Agli inizi del ‘600  Ragusa contava 6.000 abitanti distribuiti in 1395 “fuochi” (nuclei familiari) e con una ricchezza privata complessiva di 121.000 onze (circa 120 milioni di euro attuali). Essa stava ancora scontando le tragedie del terremoto del 1542 e  della “grande peste” del 1576, che con 5.400 vittime aveva dato un duro colpo alla crescita urbana. Grazie all’esportazione del grano e ai contratti di enfiteusi, l’economia della Contea si era però ripresa velocemente.

Comparato con gli altri Riveli precedenti e successivi, quello del 1607 ci offre un primo dato obiettivo in ordine agli equilibri demografici del territorio.  Nel 1569 Ragusa registrava una popolazione di 10.000 abitanti suddivisi in 2058 “fuochi” e con una ricchezza privata calcolata in 145.000 onze. Dopo il salasso demografico ed economico dell’epidemia, tuttavia, la  città aveva ripreso a crescere e la sua popolazione avrebbe sfiorato di nuovo le 10.000 unità alla vigilia del terremoto del 1693.
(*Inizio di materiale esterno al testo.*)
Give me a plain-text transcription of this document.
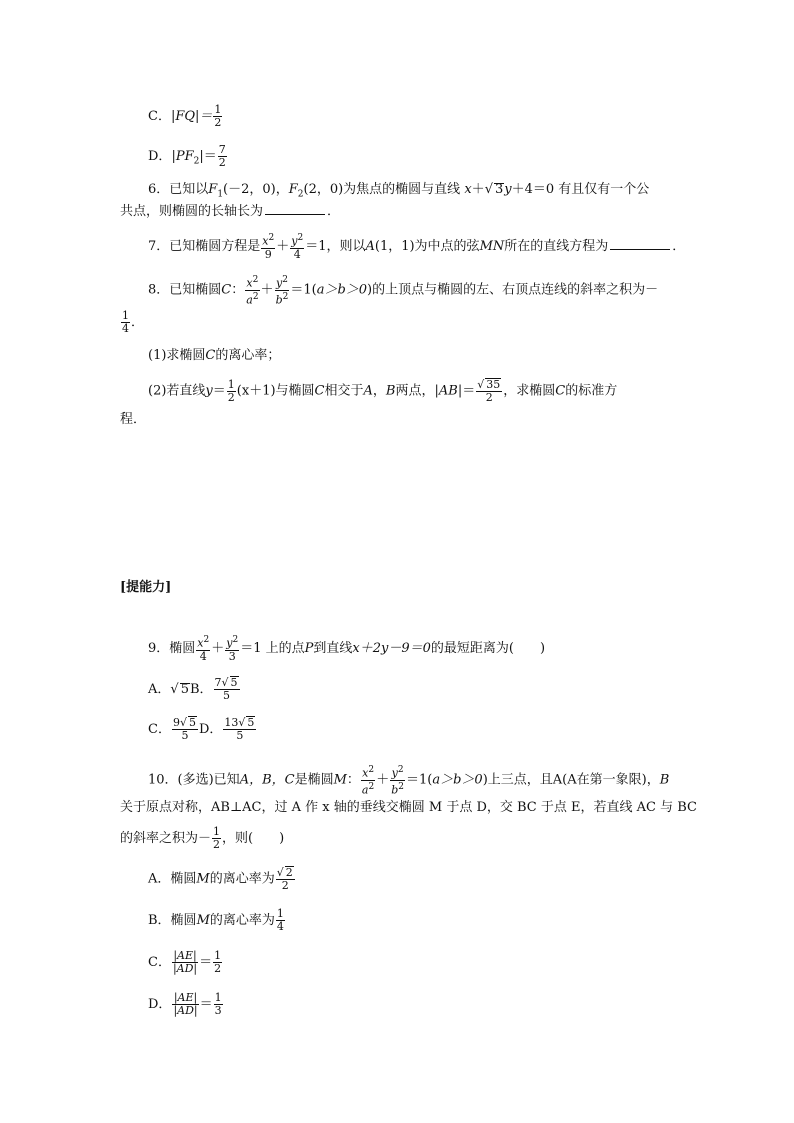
C．$|FQ|= \frac{1}{2}$
D．$|PF_2|= \frac{7}{2}$
6．已知以$F_1(-2$，0)，$F_2(2$，0)为焦点的椭圆与直线 x＋√ 3y＋4＝0 有且仅有一个公
共点，则椭圆的长轴长为	．
7．已知椭圆方程是 $\frac{x^2}{9} + \frac{y^2}{4} =1$，则以A(1，1)为中点的弦MN所在的直线方程为	．
8．已知椭圆C： $\frac{x^2}{a^2} + \frac{y^2}{b^2} =1(a>b>0)$的上顶点与椭圆的左、右顶点连线的斜率之积为－
$\frac{1}{4}$ ．
(1)求椭圆C的离心率；
(2)若直线$y= \frac{1}{2} (x+1)$与椭圆C相交于A，B两点，$|AB|= \frac{√ 35}{2}$ ，求椭圆C的标准方
程．
[提能力]
9．椭圆 $\frac{x^2}{4} + \frac{y^2}{3} =1$ 上的点P到直线x＋2y－9＝0的最短距离为(　　)
A．√ 5B． $\frac{7√ 5}{5}$
C． $\frac{9√ 5}{5}$ D． $\frac{13√ 5}{5}$
10．(多选)已知A，B，C是椭圆M： $\frac{x^2}{a^2} + \frac{y^2}{b^2} =1(a>b>0)$上三点，且A(A在第一象限)，B
关于原点对称，AB⊥AC，过 A 作 x 轴的垂线交椭圆 M 于点 D，交 BC 于点 E，若直线 AC 与 BC
的斜率之积为－ $\frac{1}{2}$ ，则(　　)
A．椭圆M的离心率为 $\frac{√ 2}{2}$
B．椭圆M的离心率为 $\frac{1}{4}$
C． $\frac{|AE|}{|AD|} = \frac{1}{2}$
D． $\frac{|AE|}{|AD|} = \frac{1}{3}$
Veduta di Ragusa pre terremoto del 1693 (da un dipinto di Giorgio Cavalieri)

Nel cosiddetto “secolo di ferro” era la terza città della Contea,  dopo Modica che concentrava gli uffici dell’amministrazione comitale (18.000 abitanti) e Scicli sede militare della Sergenzia e centro di  traffici marittimi con Malta (9.000 abitanti). La  lunga rincorsa di Ragusa durerà tre secoli: la sua popolazione supererà quella di Scicli alla metà del ‘700 e quella di Modica alla metà del ‘900, quando però Vittoria si classificherà al secondo posto come taglia demografica. Solo misurando questa  “longue durèe” andrebbero valutate le mutevoli egemonie urbane dell’area iblea.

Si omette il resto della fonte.